Muchos de nosotros hemos estado pensando en estos días de encierro obligado en qué ocurrirá cuando todo esto termine (y cuándo terminará, claro). El día después muy probablemente no sea de regocijo, sino de profunda preocupación por el cataclismo que el COVID-19 nos dejó. Veremos con dolor enorme cuántos restaurantes y pequeños locales donde hacíamos nuestras compras habrán cerrado irremediablemente. Mucha, demasiada gente habrá perdido sus empleos y se encontrará al borde de la crisis, incluso si los Estados asumen temporalmente la carga de estímulos fiscales a empresas e individuos. La sensación de bancarrota colectiva, a pesar de haber superado la crisis de salud pública, será total.

¿Y entonces por qué imaginar solo lo distópico? Quizás porque desde ese pesimismo podremos desde ahora luchar por que ocurran cambios inimaginables antes de la pandemia. Por ejemplo, una renta universal. Es algo que ya Piketty proponía en su libro Capital. El restablecimiento de una forma modificada de estado de bienestar que pueda garantizar la salud y la educación públicas, el retiro y el ahorro populares. Si algo podemos sacar de las formas democráticas de solidaridad que están ocurriendo en el mundo mientras poco a poco recibimos las órdenes de quedarnos en casa es que se trata más de distancia física y de cercanía social que de otra cosa. Si podemos eventualmente realizarle en el supermercado sus compras esenciales a un vecino mayor, no sería ilógico ofrecérselo siempre. Nosotros igual iremos por las nuestras. Si pudimos salir a los balcones a aplaudir a los servicios de salud, a alegrarnos con música y cantos, podremos convivir después más armónicamente.

Sé, por supuesto, que hay que denunciar desde ahora también, las tentativas de muchos gobiernos, incluido el de los Estados Unidos, de anular las garantías individuales, rebajar las libertades constitucionales en formas alarmantes. El estado de emergencia debe ser temporal y aun así, acotado. Si, como quiere el departamento de Estado, cualquier juez puede posponer indefinidamente la audiencia y el juicio a un imputado, estaremos negando el habeas corpus, o en México el derecho de amparo. Las formas de vigilancia estatales son siempre crueles y hay que limitarlas. Las biométricas y sobre todo las cibernéticas. Algo que la KGB o la Stassi nunca logró en los países comunistas es ahora perfectamente accesible a los Estados cibernéticos que vigilan y controlan las veinticuatro horas del día a sus ciudadanos. Decía Paul Valéry que no se puede gobernar solo con la coerción, que hay que crear fuerzas ficticias. O miedos ficticios. No quiero implicar que la epidemia no es seria y global, solo quiero insistir que no nos podemos acostumbrar a formas arbitrarias de control. Resistir el absurdo, pedir razones.

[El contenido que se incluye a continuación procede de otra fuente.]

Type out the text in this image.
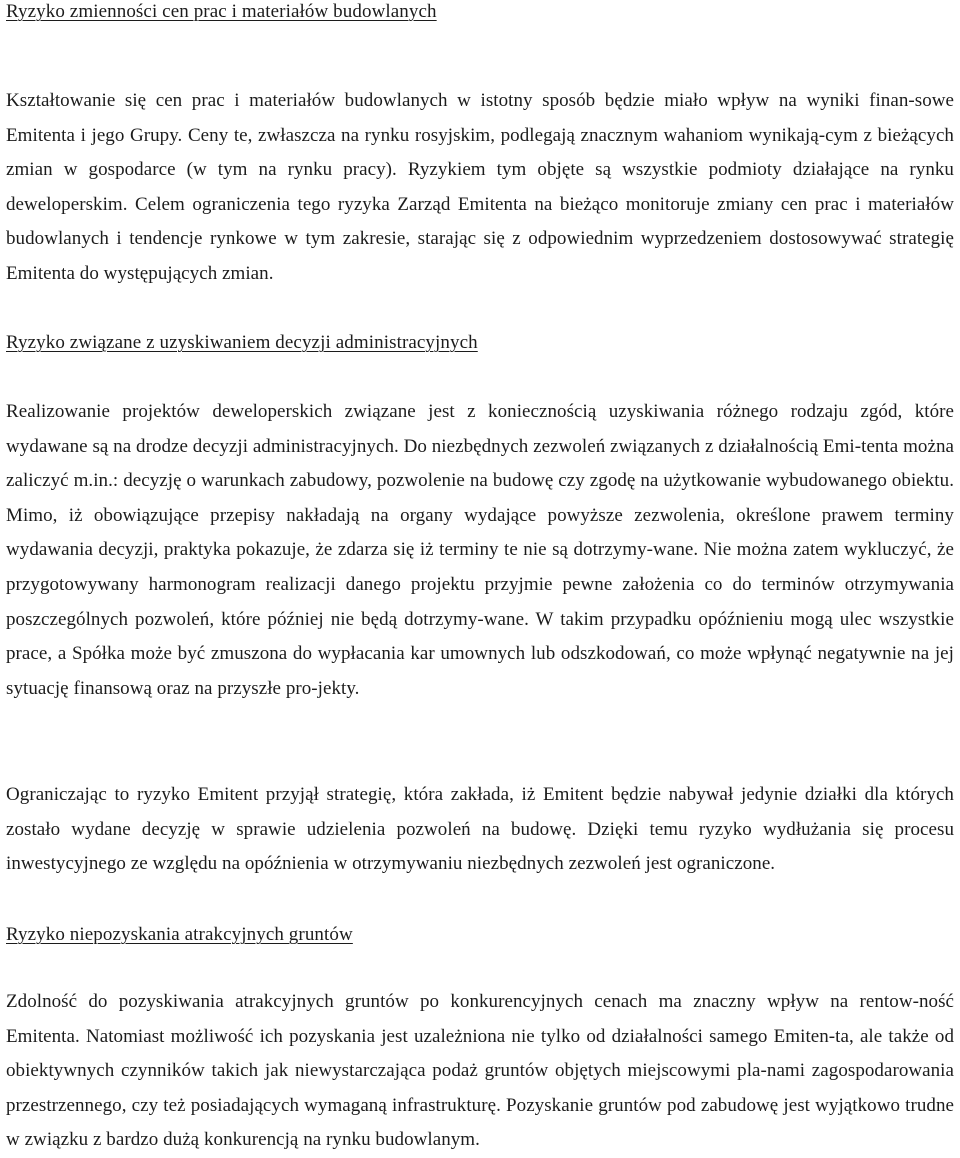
Ryzyko zmienności cen prac i materiałów budowlanych

Kształtowanie się cen prac i materiałów budowlanych w istotny sposób będzie miało wpływ na wyniki finan-sowe Emitenta i jego Grupy. Ceny te, zwłaszcza na rynku rosyjskim, podlegają znacznym wahaniom wynikają-cym z bieżących zmian w gospodarce (w tym na rynku pracy). Ryzykiem tym objęte są wszystkie podmioty działające na rynku deweloperskim. Celem ograniczenia tego ryzyka Zarząd Emitenta na bieżąco monitoruje zmiany cen prac i materiałów budowlanych i tendencje rynkowe w tym zakresie, starając się z odpowiednim wyprzedzeniem dostosowywać strategię Emitenta do występujących zmian.

Ryzyko związane z uzyskiwaniem decyzji administracyjnych

Realizowanie projektów deweloperskich związane jest z koniecznością uzyskiwania różnego rodzaju zgód, które wydawane są na drodze decyzji administracyjnych. Do niezbędnych zezwoleń związanych z działalnością Emi-tenta można zaliczyć m.in.: decyzję o warunkach zabudowy, pozwolenie na budowę czy zgodę na użytkowanie wybudowanego obiektu. Mimo, iż obowiązujące przepisy nakładają na organy wydające powyższe zezwolenia, określone prawem terminy wydawania decyzji, praktyka pokazuje, że zdarza się iż terminy te nie są dotrzymy-wane. Nie można zatem wykluczyć, że przygotowywany harmonogram realizacji danego projektu przyjmie pewne założenia co do terminów otrzymywania poszczególnych pozwoleń, które później nie będą dotrzymy-wane. W takim przypadku opóźnieniu mogą ulec wszystkie prace, a Spółka może być zmuszona do wypłacania kar umownych lub odszkodowań, co może wpłynąć negatywnie na jej sytuację finansową oraz na przyszłe pro-jekty.

Ograniczając to ryzyko Emitent przyjął strategię, która zakłada, iż Emitent będzie nabywał jedynie działki dla których zostało wydane decyzję w sprawie udzielenia pozwoleń na budowę. Dzięki temu ryzyko wydłużania się procesu inwestycyjnego ze względu na opóźnienia w otrzymywaniu niezbędnych zezwoleń jest ograniczone.

Ryzyko niepozyskania atrakcyjnych gruntów

Zdolność do pozyskiwania atrakcyjnych gruntów po konkurencyjnych cenach ma znaczny wpływ na rentow-ność Emitenta. Natomiast możliwość ich pozyskania jest uzależniona nie tylko od działalności samego Emiten-ta, ale także od obiektywnych czynników takich jak niewystarczająca podaż gruntów objętych miejscowymi pla-nami zagospodarowania przestrzennego, czy też posiadających wymaganą infrastrukturę. Pozyskanie gruntów pod zabudowę jest wyjątkowo trudne w związku z bardzo dużą konkurencją na rynku budowlanym.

Hoy hay más de 365 mil casos de COVID-19, y más de 16 mil muertos. Nos hemos retirado en cuarentena no solo por las órdenes de los gobiernos, sino por voluntad propia. Muchas organizaciones e individuos de hecho reaccionaron antes que sus políticos, como ocurre siempre. La autocracia nunca será la cura de una epidemia global de esta escala. Rusia e Israel quieren hacer cambios en la constitución por la pandemia, justifican mayores restricciones a las ya muy endebles democracias liberales que en otro tiempo serían imposibles. Es labor de todos no permitirlo.

Lo mismo debe ocurrir con las fronteras en un tiempo perentorio, no es posible que sea el Estado-nación y sus terrores los que salgan ganando de este tiempo. No nos podemos reunir, pero podemos disentir en línea. Bernie Sanders, por ejemplo, está utilizando los recursos económicos de su campaña y su altísimo apoyo juvenil para redirigir sus esfuerzos y dinero a los grupos más afectados por la enfermedad. No creo que lo haga por un dividendo político, ya que no ganará la nominación, sino por simple ética y consistencia con su mensaje de una comunidad más justa, menos desigual.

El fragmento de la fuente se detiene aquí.